Hubert Aiwanger@HubertAiwanger

Stromspeicher Energieminister Aiwanger nimmt neuen Batteriegroßspeicher in Altheim in Betrieb Aiwanger: "Wenn mehr Strom erzeugt als gerade benötigt wird, darf dieser Überschuss nicht verloren gehen. Dafür brauchen wir Großspeicher" ALTHEIM / LK. LANDSHUT Bayerns Wirtschafts- und Energieminister Hubert Aiwanger hat heute den Batteriegroßspeicher der ÜZW Energie AG in Altheim offiziell in Betrieb genommen.

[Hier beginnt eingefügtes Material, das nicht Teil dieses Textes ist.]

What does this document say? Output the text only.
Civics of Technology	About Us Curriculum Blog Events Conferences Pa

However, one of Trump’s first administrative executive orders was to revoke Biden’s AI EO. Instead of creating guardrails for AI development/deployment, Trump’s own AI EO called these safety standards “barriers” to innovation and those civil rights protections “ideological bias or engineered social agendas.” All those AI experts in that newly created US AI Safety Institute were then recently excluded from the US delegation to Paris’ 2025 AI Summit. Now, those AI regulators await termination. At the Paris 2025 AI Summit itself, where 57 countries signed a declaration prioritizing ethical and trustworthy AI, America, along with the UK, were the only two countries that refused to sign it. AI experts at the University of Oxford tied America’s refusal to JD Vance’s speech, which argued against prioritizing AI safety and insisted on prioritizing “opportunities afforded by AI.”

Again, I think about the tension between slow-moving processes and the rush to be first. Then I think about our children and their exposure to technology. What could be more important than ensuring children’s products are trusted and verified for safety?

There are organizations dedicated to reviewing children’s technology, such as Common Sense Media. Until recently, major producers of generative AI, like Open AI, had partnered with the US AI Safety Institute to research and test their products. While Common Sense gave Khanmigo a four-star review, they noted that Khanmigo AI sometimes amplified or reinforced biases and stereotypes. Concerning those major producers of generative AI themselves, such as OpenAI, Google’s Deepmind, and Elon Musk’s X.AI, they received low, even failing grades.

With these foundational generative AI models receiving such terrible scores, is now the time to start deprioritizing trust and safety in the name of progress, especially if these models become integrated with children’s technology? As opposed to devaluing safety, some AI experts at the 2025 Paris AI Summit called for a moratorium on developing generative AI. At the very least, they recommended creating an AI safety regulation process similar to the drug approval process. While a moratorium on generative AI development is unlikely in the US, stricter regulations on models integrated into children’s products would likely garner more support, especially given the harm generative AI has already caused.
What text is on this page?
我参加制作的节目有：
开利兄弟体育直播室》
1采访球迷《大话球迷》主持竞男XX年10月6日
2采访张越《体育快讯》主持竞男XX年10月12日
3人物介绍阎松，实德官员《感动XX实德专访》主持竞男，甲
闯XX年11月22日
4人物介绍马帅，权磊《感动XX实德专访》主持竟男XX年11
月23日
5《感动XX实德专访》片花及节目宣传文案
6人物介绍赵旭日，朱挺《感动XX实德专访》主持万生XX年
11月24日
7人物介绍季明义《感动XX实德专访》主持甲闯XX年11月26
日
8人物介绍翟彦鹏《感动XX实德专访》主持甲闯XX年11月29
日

Mit einer Leistung von 4 Megawatt (MW) und einer Speicherkapazität von 8 Megawattstunden (MWh) wird die Anlage künftig einen wichtigen Beitrag zur Stabilisierung des regionalen Stromnetzes leisten. "Der Ausbau von Großspeichern wie hier in Altheim ist sehr wichtig, weil sie Stromerzeugung und Verbrauch kurzfristig ausgleichen", betonte der Minister. "Wenn mehr Strom erzeugt als gerade benötigt wird, darf dieser Überschuss nicht verloren gehen. Große Batteriespeicher sind deshalb entscheidend, um ihn aufzunehmen und später wieder nutzbar zu machen. Gleichzeitig entlasten sie die Stromnetze und können langfristig auch dazu beitragen, die Strompreise zu stabilisieren oder zu senken.“ Mit dem fortschreitenden Ausbau von erneuerbaren Energien wie Wind- und Solarstrom steigt die Bedeutung von Energiespeichern deutlich an. Sie ermöglichen es, Stromüberschüsse zwischenzuspeichern und bei Bedarf wieder ins Netz einzuspeisen. Dadurch können Netzengpässe reduziert und die Versorgungssicherheit erhöht werden. Aiwanger erklärte: „Wenn man sich Bayern heute anschaut, sieht man, dass wir bei den Speichern schon gut unterwegs sind. Der Großteil der Kapazitäten steckt aktuell in Heimspeichern, während große Batteriespeicher und auch Pumpspeicher noch deutlich weniger Anteil haben. Genau deshalb müssen wir insbesondere die Großspeicher noch stärker ausbauen, denn letztlich braucht es alle drei Speicherarten für ein flexibles und verlässliches Energiesystem. Mit unserer Bayerischen Speicherstrategie aus dem Jahr 2024 haben wir deshalb festgelegt, wie wir alle Speicherarten weiterentwickeln.“ Bayern ist im Bereich der Batteriespeicher bereits heute bundesweit führend. Insgesamt stehen im Freistaat rund 3,4 Gigawatt (GW) an Speicherkapazität sowie ein Speichervermögen von etwa 5,6 Gigawattstunden (GWh) zur Verfügung. Das Batteriegroßspeicher-Projekt wurde von der ÜZW Energie AG umgesetzt. Als Lieferant fungiert die BayWa r.e., während die Batteriesysteme vom Hersteller Huawei stammen. Die Gesamtinvestition beläuft sich auf rund 2,9 Millionen Euro.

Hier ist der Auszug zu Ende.